I have pictures from a local event in the evening and into the night. Posing humans can be easily shot at 1/60sec with a short burst to pick the best image, which I do anyway. I have shots of Santa on stage lighting the Christmas tree. 1/160sec, f/7.1, ISO 6400. I was in the dark but the stage lighting was better than expected.
I visited an exhibit at an indoor mall. Good lighting, but possibly fluorescent, so I shot at 1/125 sec just in case. f/4-5.6 mostly and ISO's usually under 1600. Yes, the shutter speed is a bit slow for kids, but quick bursts at 12 fps ensured plenty of sharp images.

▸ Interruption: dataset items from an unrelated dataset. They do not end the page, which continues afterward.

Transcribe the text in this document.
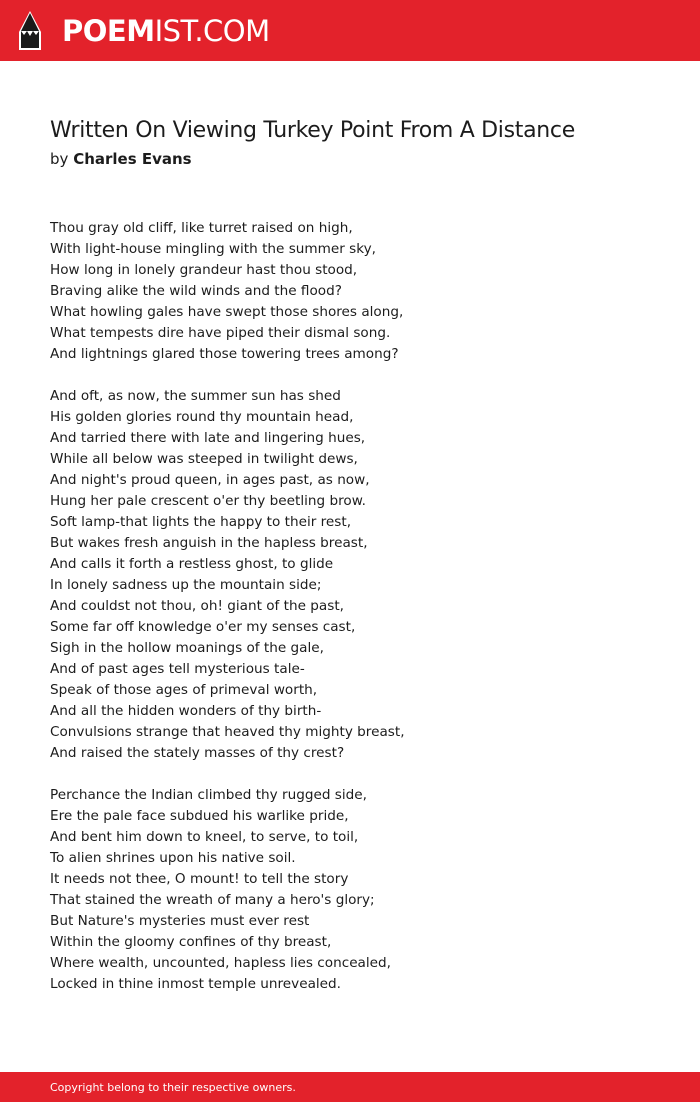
POEMIST.COM
Written On Viewing Turkey Point From A Distance
by Charles Evans
Thou gray old cliff, like turret raised on high,
With light-house mingling with the summer sky,
How long in lonely grandeur hast thou stood,
Braving alike the wild winds and the flood?
What howling gales have swept those shores along,
What tempests dire have piped their dismal song.
And lightnings glared those towering trees among?
And oft, as now, the summer sun has shed
His golden glories round thy mountain head,
And tarried there with late and lingering hues,
While all below was steeped in twilight dews,
And night's proud queen, in ages past, as now,
Hung her pale crescent o'er thy beetling brow.
Soft lamp-that lights the happy to their rest,
But wakes fresh anguish in the hapless breast,
And calls it forth a restless ghost, to glide
In lonely sadness up the mountain side;
And couldst not thou, oh! giant of the past,
Some far off knowledge o'er my senses cast,
Sigh in the hollow moanings of the gale,
And of past ages tell mysterious tale-
Speak of those ages of primeval worth,
And all the hidden wonders of thy birth-
Convulsions strange that heaved thy mighty breast,
And raised the stately masses of thy crest?
Perchance the Indian climbed thy rugged side,
Ere the pale face subdued his warlike pride,
And bent him down to kneel, to serve, to toil,
To alien shrines upon his native soil.
It needs not thee, O mount! to tell the story
That stained the wreath of many a hero's glory;
But Nature's mysteries must ever rest
Within the gloomy confines of thy breast,
Where wealth, uncounted, hapless lies concealed,
Locked in thine inmost temple unrevealed.
Copyright belong to their respective owners.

I took it to the aquarium with the kids. This wasn't a photo-centric visit, but I wanted better than my phone. While the indoor spaces were super dark, the exhibits themselves were lit. 1/125 sec, f/6.3, ISO 16000 or 1/60 sec, f/7.1, ISO 6400 for example. Looks fine.
Most recently, I took it to Disneyland. 1/8 sec, f/7.1, ISO 5000, 85mm for example. The big lighting displays don't move. Sure I could have brought my EF 24-70 2.8 and gotten a cleaner image (not that the image I got was noisy) but then I wouldn't have had the whole subject in focus, probably couldn't have pulled off 1/8 sec with just IBIS and would have been less comfortable carrying around a lens and adapter weighing twice as much.
I'm not saying an f/7.1 lens can do everything. I would never use a lens this slow for indoor or night sports. No way. It wouldn't be my first choice for Christmas morning photos without a flash. I have better lenses for portraits. But there are so many subjects and situations where even a slow lens can still get the job done, even in less than ideal conditions. It just takes a bit of work to get the best out of it.